Back then she was living with her partner, Fred Crews, in his mother’s basement and volunteering for the Obama campaign. Since Obama’s been president poverty has increased about 14 percent, but he has not delivered a single speech on poverty and mentioned the word just three times in all his state-of-the-union speeches.
Few, even among his own supporters, believe an Obama re-election will actually reverse these trends. They just think Republican candidate Mitt Romney will accelerate and exacerbate them. He is winning at present not because most people think he has done a great job (though many Obama supporters do), but because they think he has done the best job he could under the circumstances. The trouble is it is precisely those circumstances — gridlock, big money, polarization — that are turning them off and, with the Republicans set to retake the House and possibly the Senate, those circumstances are going to get worse.
That is not to say that nothing has changed or that it makes no difference who wins. In Roanoke, Chelsea’s son, Harrison, was born with two heart defects. Prior to Obama’s healthcare reforms, that could have meant a life of penury in which he could either be denied health insurance because of a pre-existing condition, had to pay exorbitant rates or faced a lifetime cap on the amount his insurance provider would pay to cover him. Such changes, along with his executive order to halt the deportation of thousands of young undocumented immigrants or the Lily Ledbetter Act, protecting equal pay for equal work, or the repeal of don’t-ask-don’t-tell for gays in the military, makes a crucial difference to many people’s lives.

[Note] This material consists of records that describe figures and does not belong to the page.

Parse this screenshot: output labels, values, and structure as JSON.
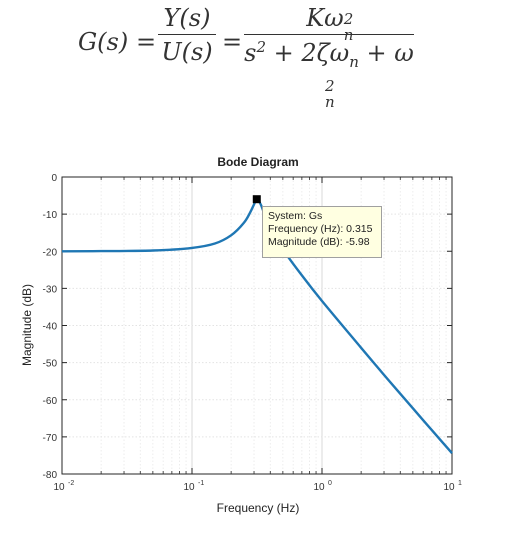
{
  "formula": {
    "lhs": "G(s)",
    "eq": "=",
    "num1": "Y(s)",
    "den1": "U(s)",
    "num2_base": "Kω",
    "num2_sup": "2",
    "num2_sub": "n",
    "den2_a": "s",
    "den2_a_sup": "2",
    "den2_b": " + 2ζω",
    "den2_b_sub": "n",
    "den2_c": " + ω",
    "den2_c_sup": "2",
    "den2_c_sub": "n"
  },
  "datatip": {
    "system": "System: Gs",
    "frequency": "Frequency (Hz): 0.315",
    "magnitude": "Magnitude (dB): -5.98"
  },
  "chart_data": {
    "type": "line",
    "title": "Bode Diagram",
    "xlabel": "Frequency  (Hz)",
    "ylabel": "Magnitude (dB)",
    "xscale": "log",
    "xlim": [
      0.01,
      10
    ],
    "ylim": [
      -80,
      0
    ],
    "grid": true,
    "xticks": [
      0.01,
      0.1,
      1,
      10
    ],
    "xtick_labels": [
      {
        "base": "10",
        "exp": "-2"
      },
      {
        "base": "10",
        "exp": "-1"
      },
      {
        "base": "10",
        "exp": "0"
      },
      {
        "base": "10",
        "exp": "1"
      }
    ],
    "yticks": [
      0,
      -10,
      -20,
      -30,
      -40,
      -50,
      -60,
      -70,
      -80
    ],
    "ytick_labels": [
      "0",
      "-10",
      "-20",
      "-30",
      "-40",
      "-50",
      "-60",
      "-70",
      "-80"
    ],
    "series": [
      {
        "color": "#1f77b4",
        "x": [
          0.01,
          0.02,
          0.05,
          0.1,
          0.15,
          0.2,
          0.25,
          0.28,
          0.3,
          0.315,
          0.34,
          0.37,
          0.4,
          0.5,
          0.7,
          1,
          2,
          3,
          5,
          7,
          10
        ],
        "y": [
          -20.0,
          -19.96,
          -19.8,
          -19.1,
          -17.9,
          -15.7,
          -12.4,
          -9.6,
          -7.4,
          -5.98,
          -7.6,
          -11.2,
          -14.0,
          -19.5,
          -26.5,
          -33.4,
          -46.0,
          -53.3,
          -62.3,
          -68.2,
          -74.4
        ]
      }
    ],
    "marker": {
      "x": 0.315,
      "y": -5.98
    }
  }
}
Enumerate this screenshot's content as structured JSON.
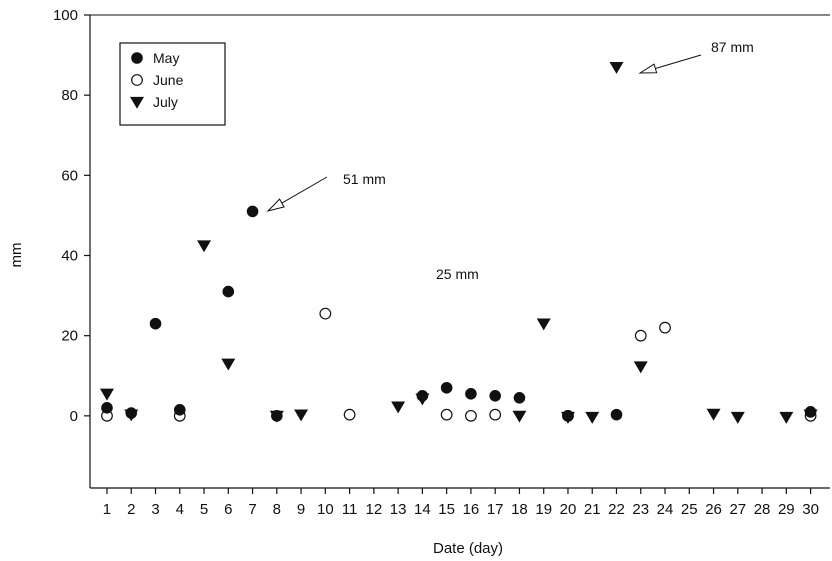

So while one may argue that Obama’s impact has been too incremental or insufficient, it is untenable to claim that he has made no impact and no difference. Both parties have framed the coming five weeks as a choice between two different visions of the country. There is some truth to that. However, beyond the vague notion of “more fairness” or “less government,” few could tell you what those visions are. The problem is that neither choice actually answers the central and enduring problems the country is facing. Like Seinfeld, this election campaigns have become a show about nothing.
Meanwhile, the electoral industrial complex keeps churning out polls and analyses as though on a split screen, making the contest not about who or what will or could change, but just who will win, where and by how much. The horse race is seductive and not entirely avoidable.
However, my aim is to report from the other screen: where people live, love, survive and — all too rarely at present — thrive. To move beyond and between the narrow lens of two parties, fuelled by gaffes and donors, to gauge what people thought would change, think of what has changed and what they would like to change. To see to what extent they think this election will make a difference to their lives and what, if anything, that tells them about the state of the country they live in.